As regards publications. I would say what's the point of doing a PhD if you don't publish (Unless of course your only doing a PhD to prove something to yourself). A PhD thesis is only ever likey to be read by a handful of people, so if you dont publish in journals your research isnt much good to anyone.
Zingo. I do hope you get better soon. I think im well placed to give advice on this. I dropped out after my first year. The pressure really started to get to me in the last few months. I was on an extremely demanding project with a very unsupportive supervisor and so I took my leave not long after my first year review.
My advice is: Your health is a lot more important than having a few more letters your name. There is no great shame in dropping out. Very few people ever consider doing a PhD in the first place so not many people are in a position to judge.
If you dont mind me asking? Is your depression related to your studies. ? Maybe you are expecting too much of your self. If your depression is primarliy work related, im sure with appropriate support you can learn to manage your stress?

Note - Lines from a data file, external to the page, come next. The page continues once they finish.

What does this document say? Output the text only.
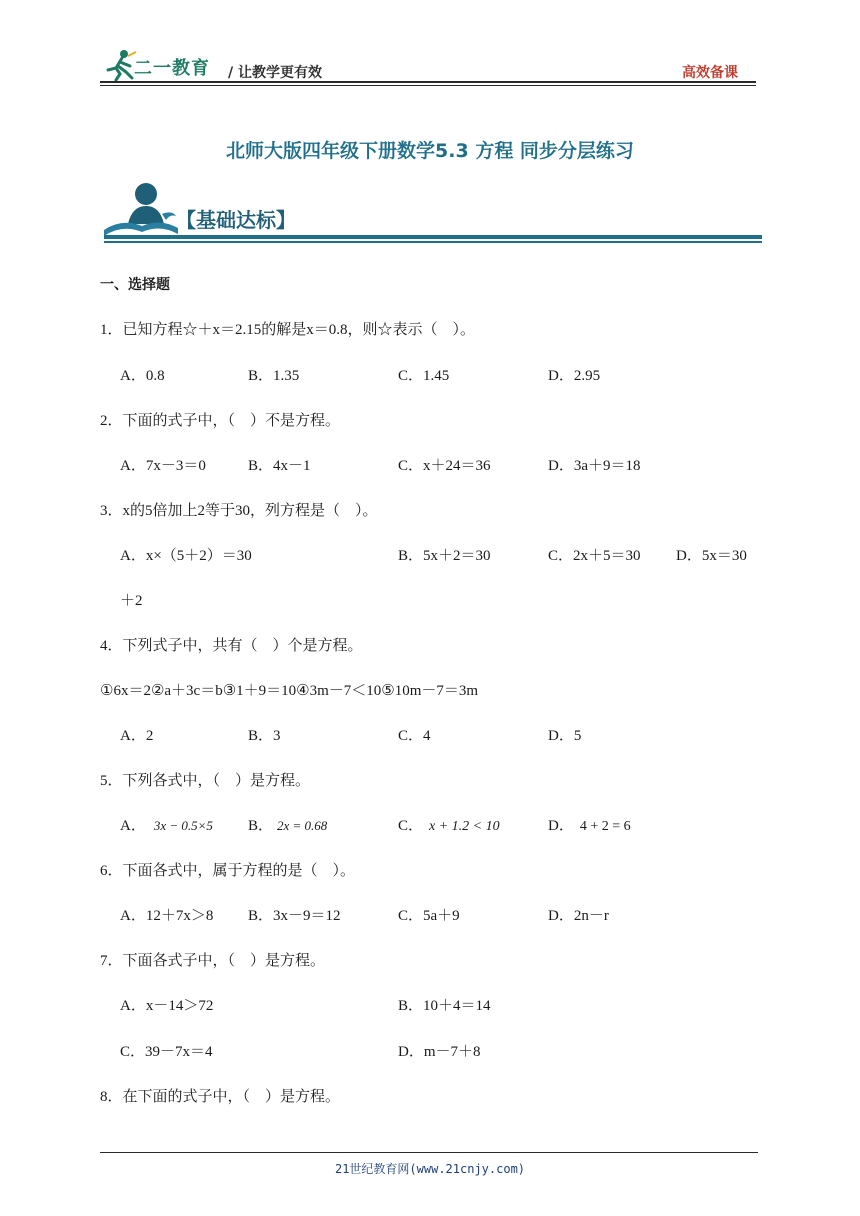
二一教育 / 让教学更有效	高效备课
北师大版四年级下册数学5.3 方程 同步分层练习
【基础达标】
一、选择题
1．已知方程☆＋x＝2.15的解是x＝0.8，则☆表示（　）。
A．0.8	B．1.35	C．1.45	D．2.95
2．下面的式子中，（　）不是方程。
A．7x－3＝0	B．4x－1	C．x＋24＝36	D．3a＋9＝18
3．x的5倍加上2等于30，列方程是（　）。
A．x×（5＋2）＝30	B．5x＋2＝30	C．2x＋5＝30 D．5x＝30
＋2
4．下列式子中，共有（　）个是方程。
①6x＝2②a＋3c＝b③1＋9＝10④3m－7＜10⑤10m－7＝3m
A．2	B．3	C．4	D．5
5．下列各式中，（　）是方程。
A． 3x − 0.5×5 B． 2x = 0.68	C． x + 1.2 < 10	D． 4 + 2 = 6
6．下面各式中，属于方程的是（　）。
A．12＋7x＞8 B．3x－9＝12	C．5a＋9	D．2n－r
7．下面各式子中，（　）是方程。
A．x－14＞72	B．10＋4＝14
C．39－7x＝4	D．m－7＋8
8．在下面的式子中，（　）是方程。
21世纪教育网(www.21cnjy.com)
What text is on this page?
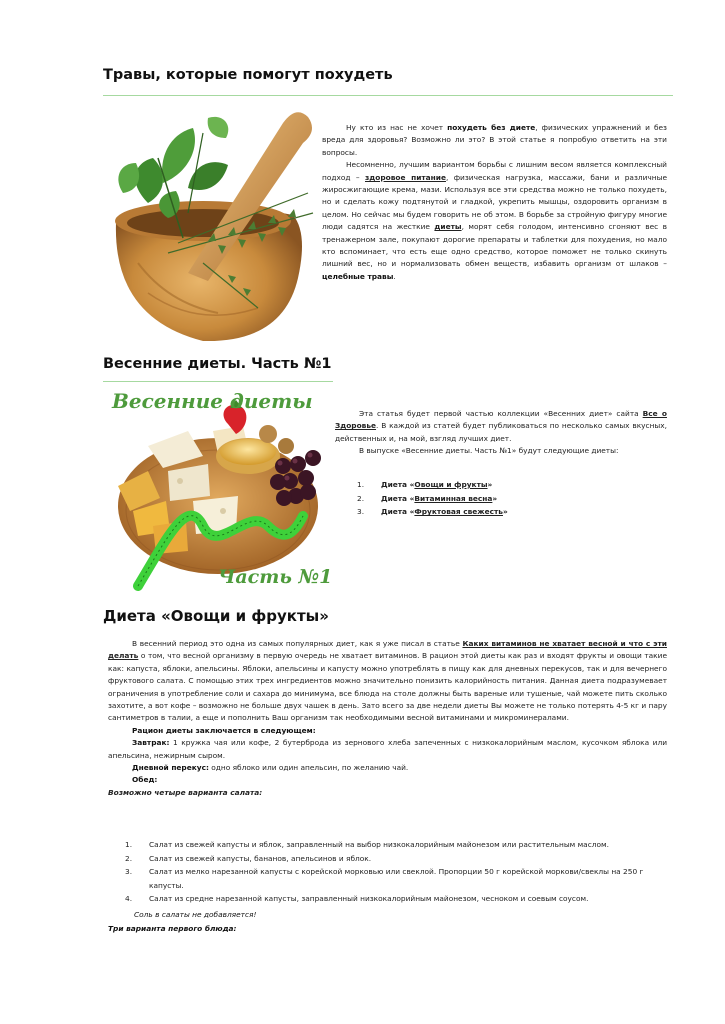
Травы, которые помогут похудеть

Ну кто из нас не хочет похудеть без диете, физических упражнений и без вреда для здоровья? Возможно ли это? В этой статье я попробую ответить на эти вопросы.

Несомненно, лучшим вариантом борьбы с лишним весом является комплексный подход – здоровое питание, физическая нагрузка, массажи, бани и различные жиросжигающие крема, мази. Используя все эти средства можно не только похудеть, но и сделать кожу подтянутой и гладкой, укрепить мышцы, оздоровить организм в целом. Но сейчас мы будем говорить не об этом. В борьбе за стройную фигуру многие люди садятся на жесткие диеты, морят себя голодом, интенсивно сгоняют вес в тренажерном зале, покупают дорогие препараты и таблетки для похудения, но мало кто вспоминает, что есть еще одно средство, которое поможет не только скинуть лишний вес, но и нормализовать обмен веществ, избавить организм от шлаков – целебные травы.

Весенние диеты. Часть №1
Весенние диеты
Часть №1

Эта статья будет первой частью коллекции «Весенних диет» сайта Все о Здоровье. В каждой из статей будет публиковаться по несколько самых вкусных, действенных и, на мой, взгляд лучших диет.

В выпуске «Весенние диеты. Часть №1» будут следующие диеты:

1. Диета «Овощи и фрукты»
2. Диета «Витаминная весна»
3. Диета «Фруктовая свежесть»
Диета «Овощи и фрукты»

В весенний период это одна из самых популярных диет, как я уже писал в статье Каких витаминов не хватает весной и что с эти делать о том, что весной организму в первую очередь не хватает витаминов. В рацион этой диеты как раз и входят фрукты и овощи такие как: капуста, яблоки, апельсины. Яблоки, апельсины и капусту можно употреблять в пищу как для дневных перекусов, так и для вечернего фруктового салата. С помощью этих трех ингредиентов можно значительно понизить калорийность питания. Данная диета подразумевает ограничения в употребление соли и сахара до минимума, все блюда на столе должны быть вареные или тушеные, чай можете пить сколько захотите, а вот кофе – возможно не больше двух чашек в день. Зато всего за две недели диеты Вы можете не только потерять 4-5 кг и пару сантиметров в талии, а еще и пополнить Ваш организм так необходимыми весной витаминами и микроминералами.

Рацион диеты заключается в следующем:

Завтрак: 1 кружка чая или кофе, 2 бутерброда из зернового хлеба запеченных с низкокалорийным маслом, кусочком яблока или апельсина, нежирным сыром.

Дневной перекус: одно яблоко или один апельсин, по желанию чай.

Обед:

Возможно четыре варианта салата:
1. Салат из свежей капусты и яблок, заправленный на выбор низкокалорийным майонезом или растительным маслом.
2. Салат из свежей капусты, бананов, апельсинов и яблок.
3. Салат из мелко нарезанной капусты с корейской морковью или свеклой. Пропорции 50 г корейской моркови/свеклы на 250 г капусты.
4. Салат из средне нарезанной капусты, заправленный низкокалорийным майонезом, чесноком и соевым соусом.
Соль в салаты не добавляется!
Три варианта первого блюда:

I may be mistaken but I think I remember you saying in a previous thread that you are in Cambridge? If so I can understand your position. I think some supervisors at Cambridge( not all) seem to have the opinion that supervision should consist of: hello your project is this!! I'll see you at your viva in three years time. That appraoch didn't work very well for me as I took early retirement from my PhD.
I do hope everything works out well for you
its a weak argument to say that everyone should be thrown into the deep and from day one in their PhD. Everyone needs spoon feeding to some extent or another. If this wasnt the case why bother with undergrad degrees just go striaght to PhD after secondary school
I wouldn't say every PhD student necessarily needs two years of structured training. It will depend on the individual project and student.
Some projects can be very well suited to a students undergrad backround: The student may already have a reasonably good grounding in the theories/ experimental methods relevant to the research project in question. In this case there may well be little need for spoon feeding. However other projects can be more ambitious, multidisiplinary and as such have a much bigger learning curve. So I can see the value of a structured training progrma for these kinds of projects. There are quite a few new 4 year PhD programs in the UK which do incorperate a masters in the first year. so the funding bodies obviously recognise the vlaue of this approach
More often than not, students in the UK are expected to achieve this with little formal training in the feild of study, whereas in the US students are given the opportunity to spent a couple of years taking courses and undertaking coursework relevant to the PhD, before they start their PhD. I would imagine this prepares students a lot more than if they had been thrown straight into the deep end ( as happens quite lot in the UK ) and this can potentially make for a more productive PhD research project.
Forgive the generalisation, but I would argue that in many respects the UK system may be a more challenging place to pursue doctoral studies than in the US. Consider that regardless of what country you are doing your PhD in: Your thesis will ultimately be examined by an international expert in your feild of study. This person will judge your work based on its contribution to knowledge rather than the style of graduate education you have recieved ( US Vs UK or otherwise)
Interesting point you make. I once said to my mother that even though I was surrounded by people in the department were I did my PhD, I had never felt so loney than when I was doing my PhD.
I could never really put my finger on why this was the case and it has nothing to do with physical isolation. I have plenty of friends and socialised quite a bit but still felt lonely.